The next step is to check your dog for more, and trust me, there are more. Continue to remove them as you find them. Check everywhere, behind ears, the collar area, neck, under their armpits, belly, sides, back and tail.   

And if you have more than one dog like me, you need to check them too…sure enough, all three girls had them! Ugh, it was terrible and gross. All in all, around 25 ticks were removed total.   

To be safe, I took them to our groomer. I would highly recommend this! Even after us searching for more ticks, our groomer found even more ticks on all the girls and removed them.    

Now, in the meantime I am starting to panic thinking my dogs were going to be sick and what do I need to do. So, I called our vet. We spent some time talking about it and she was so patient with all my questions and in the end she set my mind at ease! It turns out it takes 30 days for any tick diseases to show up in our dogs. So, it’s a wait and see game.    

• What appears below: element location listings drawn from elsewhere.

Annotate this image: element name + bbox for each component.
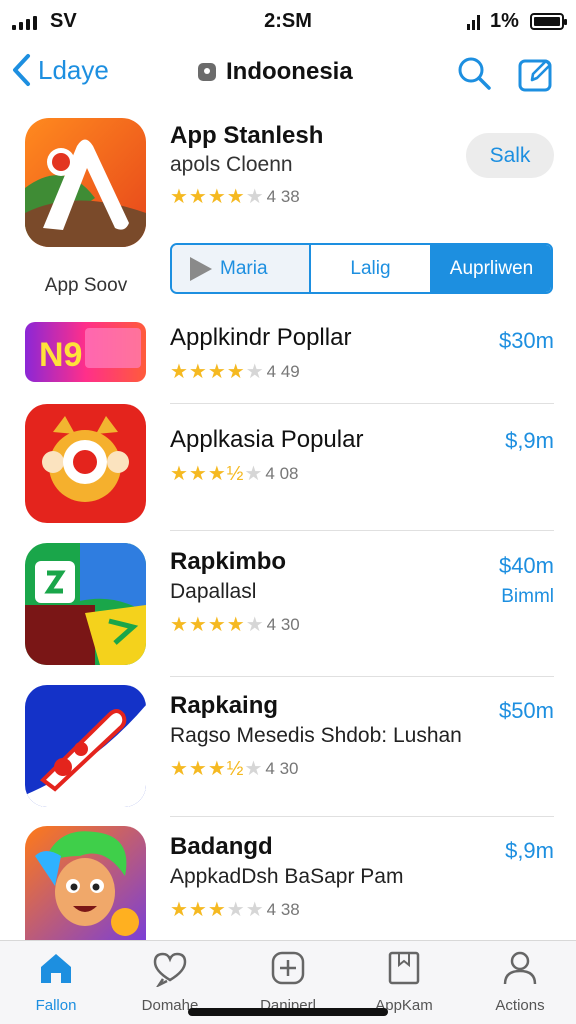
home-icon <box>41 954 71 983</box>
featured-app-icon[interactable] <box>25 118 146 247</box>
back-button[interactable]: Ldaye <box>8 52 109 88</box>
plus-square-icon <box>271 951 305 985</box>
tab-account[interactable]: Actions <box>472 949 568 1014</box>
page-title-text: Indoonesia <box>226 58 353 85</box>
segment-2[interactable]: Auprliwen <box>432 245 551 292</box>
app-subtitle-3: Ragso Mesedis Shdob: Lushan <box>170 724 462 747</box>
star-rating-icon: ★★★★★ <box>170 899 265 921</box>
page-title: Indoonesia <box>198 58 353 86</box>
heart-chat-icon <box>153 952 187 987</box>
tab-add[interactable]: Daniperl <box>240 949 336 1014</box>
app-rating-4: ★★★★★ 4 38 <box>170 899 300 921</box>
featured-subtitle: apols Cloenn <box>170 153 293 176</box>
star-rating-icon: ★★★★★ <box>170 361 265 383</box>
battery-percent: 1% <box>490 10 519 32</box>
star-rating-icon: ★★★½★ <box>170 463 264 485</box>
app-price-2[interactable]: $40m <box>499 553 554 579</box>
app-price-note-2: Bimml <box>501 586 554 607</box>
app-rating-1: ★★★½★ 4 08 <box>170 463 299 485</box>
divider <box>170 676 554 677</box>
app-price-4[interactable]: $,9m <box>505 838 554 864</box>
person-icon <box>503 951 537 985</box>
featured-action-button[interactable]: Salk <box>466 133 554 178</box>
app-rating-3: ★★★½★ 4 30 <box>170 758 299 780</box>
app-icon-3[interactable] <box>25 685 146 807</box>
app-price-3[interactable]: $50m <box>499 698 554 724</box>
play-icon <box>190 256 212 281</box>
tab-favorites[interactable]: Domahe <box>122 949 218 1014</box>
compose-icon[interactable] <box>516 54 556 94</box>
chevron-left-icon <box>13 54 30 86</box>
app-title-0[interactable]: Applkindr Popllar <box>170 324 351 352</box>
app-title-2[interactable]: Rapkimbo <box>170 548 286 576</box>
featured-caption: App Soov <box>44 275 128 296</box>
back-label: Ldaye <box>38 54 109 85</box>
search-icon[interactable] <box>455 54 493 92</box>
divider <box>170 816 554 817</box>
divider <box>170 530 554 531</box>
app-title-1[interactable]: Applkasia Popular <box>170 426 363 454</box>
status-bar: SV 2:SM 1% <box>0 0 576 44</box>
app-icon-1[interactable] <box>25 404 146 523</box>
navigation-bar: Ldaye Indoonesia <box>0 44 576 102</box>
region-icon <box>198 63 216 81</box>
segment-0[interactable]: Maria <box>172 245 311 292</box>
segment-1[interactable]: Lalig <box>311 245 432 292</box>
tab-home[interactable]: Fallon <box>8 949 104 1014</box>
app-rating-2: ★★★★★ 4 30 <box>170 614 300 636</box>
tab-apps[interactable]: AppKam <box>356 949 452 1014</box>
star-rating-icon: ★★★½★ <box>170 758 264 780</box>
app-price-1[interactable]: $,9m <box>505 428 554 454</box>
app-icon-2[interactable] <box>25 543 146 665</box>
signal-strength-icon <box>467 15 480 30</box>
svg-text:N9: N9 <box>39 336 82 374</box>
star-rating-icon: ★★★★★ <box>170 186 265 208</box>
battery-icon <box>530 13 567 30</box>
app-title-3[interactable]: Rapkaing <box>170 692 278 720</box>
app-title-4[interactable]: Badangd <box>170 833 273 861</box>
app-rating-0: ★★★★★ 4 49 <box>170 361 300 383</box>
app-subtitle-4: AppkadDsh BaSapr Pam <box>170 865 404 888</box>
app-icon-4[interactable] <box>25 826 146 940</box>
segmented-control: Maria Lalig Auprliwen <box>170 243 553 294</box>
bookmark-icon <box>388 951 420 985</box>
app-icon-0[interactable]: N9 <box>25 322 146 382</box>
home-indicator <box>188 1008 388 1016</box>
featured-title[interactable]: App Stanlesh <box>170 122 323 150</box>
app-price-0[interactable]: $30m <box>499 328 554 354</box>
featured-rating: ★★★★★ 4 38 <box>170 184 300 209</box>
divider <box>170 403 554 404</box>
star-rating-icon: ★★★★★ <box>170 614 265 636</box>
app-subtitle-2: Dapallasl <box>170 580 257 603</box>
rating-text: 4 38 <box>266 186 300 206</box>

After all of the researching and talking with our vet, here is what I know about ticks.   

The old wife’s tale of smothering with liquid dish soap or petroleum jelly or using heat on the tick will actually cause the tick to vomit and that’s why they release so easily. We don’t want them vomiting their toxins into our dogs because that increases the chance of any diseases they have transferring to your dog. It is much better to just pull them off. Yes, I know it’s yucky, but you gotta do it!   

Worried about getting “all of it” or “leaving the head in” – don’t be. First of all, if the legs are moving then it’s still alive and nothing has been left behind. Ticks use an anticoagulant to stop blood clotting so they can have an unending supply of blood. When you pull the tick off, what you see left behind is an inflammatory response caused by the anticoagulant. This can also cause a bump and is why people think the head was left behind.   

After you have pulled off the ticks and cleaned all the bite sites, you’ll want to keep an eye out for lethargy, lameness or anything that suggests your dog isn’t being their normal happy self. Since it can take up to 30 days before any of the tick diseases show up in the blood, there is really nothing your vet can do immediately.   

I also recommend spraying all their bedding, or anywhere that they have been or hang out with Wondercide and then wash everything you can in hot water. I love Wondercide because it is safe for pets, children and adults and it smells nice. You can spray it on the dog, carpet, furniture, anything the dog was near, and it will kill the adults and their eggs, preventing reinfestation.    

Next, you’ll want to make sure they have a tick collar when going into any potential area where there might be ticks. You all know me, I do not like anything toxic or even remotely unsafe for dogs or cats. I love Earth Animal’s flea and tick collars. They are natural and work. Each collar is good for 3 months. They also have the spot flea and tick treatment and come in a 3 pack, so it’s applied monthly. Earth Animal also has an herbal bug spray (repels mosquitos, ticks and flies!) that smells great and is not only great for your dog, you can also use it on you and your family!    

I never want to go through this again, so my girls will not only get tick collars when we travel, they will get a daily spray with Wondercide just in case.